Re: [PATCH 0/5] userfaultfd: extension for non cooperative uffd usage

From: Andrea Arcangeli
Date: Fri Apr 22 2016 - 12:06:11 EST


Hello Pavel and Mike,

On Wed, Apr 20, 2016 at 12:44:48PM +0300, Pavel Emelyanov wrote:
> On 03/20/2016 03:42 PM, Mike Rapoport wrote:
> > Hi,
> >
> > This set is to address the issues that appear in userfaultfd usage
> > scenarios when the task monitoring the uffd and the mm-owner do not
> > cooperate to each other on VM changes such as remaps, madvises and
> > fork()-s.
> >
> > The pacthes are essentially the same as in the prevoious respin (1),
> > they've just been rebased on the current tree.

Thanks for the rebasing and the submit of these new features!

>
> Hi, Andrea.
>
> Hopefully one day after LSFMM is good time to try to get a bit of
> your attention to this set :)

Yes, at first glance this patchset looks fine. In fact I already
merged it in my tree at the time of last post. Just I didn't have much
time to review it in detail yet as I did with the wrprotect tracking
one, this is why I didn't answer yet, sorry.

As said I already reviewed the wrprotect tracking feature in detail
and it requires a few (but non trivial) fixes and I was planning to
fix that part first as the developer who sent the first implementation
a few months ago got busy with something else. But until those bugs
gets fixed I cannot ship it in my tree, nor in the way to -mm.
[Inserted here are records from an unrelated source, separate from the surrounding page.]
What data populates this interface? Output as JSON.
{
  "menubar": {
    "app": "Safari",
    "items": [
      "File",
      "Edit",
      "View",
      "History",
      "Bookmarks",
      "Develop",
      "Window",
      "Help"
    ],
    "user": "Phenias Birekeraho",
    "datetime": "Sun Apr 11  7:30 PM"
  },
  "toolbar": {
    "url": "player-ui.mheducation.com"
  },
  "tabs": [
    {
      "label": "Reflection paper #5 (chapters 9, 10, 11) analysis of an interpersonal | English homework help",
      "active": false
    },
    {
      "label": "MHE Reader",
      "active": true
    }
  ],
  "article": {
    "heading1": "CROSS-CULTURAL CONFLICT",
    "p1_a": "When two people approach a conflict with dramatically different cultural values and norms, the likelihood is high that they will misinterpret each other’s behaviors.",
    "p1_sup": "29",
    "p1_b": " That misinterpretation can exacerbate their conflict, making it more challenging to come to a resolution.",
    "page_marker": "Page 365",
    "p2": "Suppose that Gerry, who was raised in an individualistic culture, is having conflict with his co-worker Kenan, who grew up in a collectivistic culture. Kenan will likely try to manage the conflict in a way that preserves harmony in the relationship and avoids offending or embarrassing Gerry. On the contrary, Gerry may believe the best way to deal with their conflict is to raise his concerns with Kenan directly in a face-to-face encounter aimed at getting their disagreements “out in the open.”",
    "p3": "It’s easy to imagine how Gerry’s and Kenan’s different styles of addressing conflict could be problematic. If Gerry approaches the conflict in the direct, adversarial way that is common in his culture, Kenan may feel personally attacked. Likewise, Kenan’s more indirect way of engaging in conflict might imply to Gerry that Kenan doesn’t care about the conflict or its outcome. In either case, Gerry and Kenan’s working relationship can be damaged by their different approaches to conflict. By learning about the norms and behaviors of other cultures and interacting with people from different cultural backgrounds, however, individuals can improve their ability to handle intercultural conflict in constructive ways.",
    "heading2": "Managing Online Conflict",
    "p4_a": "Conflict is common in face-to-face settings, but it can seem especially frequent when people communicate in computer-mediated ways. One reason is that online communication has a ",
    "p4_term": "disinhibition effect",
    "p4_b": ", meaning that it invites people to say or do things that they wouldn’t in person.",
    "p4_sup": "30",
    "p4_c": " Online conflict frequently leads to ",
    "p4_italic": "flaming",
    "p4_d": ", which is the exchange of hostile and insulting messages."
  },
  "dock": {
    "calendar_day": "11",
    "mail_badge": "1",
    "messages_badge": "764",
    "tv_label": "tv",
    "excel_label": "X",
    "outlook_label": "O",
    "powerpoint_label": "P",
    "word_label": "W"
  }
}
The other main reason of the delay is that I got sidetracked by other
issues (one internal) and the other notable one is the failure in
postcopy caused by the new THP refcounting introduced in 4.5 with THP
enabled, which apparently isn't the huge zeropage (tested with
use_zero_page = 0) nor the MADV_DONTNEED. I'm also unconvinced it's a
bug only in the userfaultfd interaction with the new THP refcounting,
perhaps it's something more generic that just happen to be reproduced
more easily by the heavy postcopy load, which makes it even more high
priority to track that down.

I'm afraid until that regression is fixed, I'll have to concentrate on
fixing that. At least I found a way to reproduce faster so I'm
optimistic it won't take long ;).

Andrea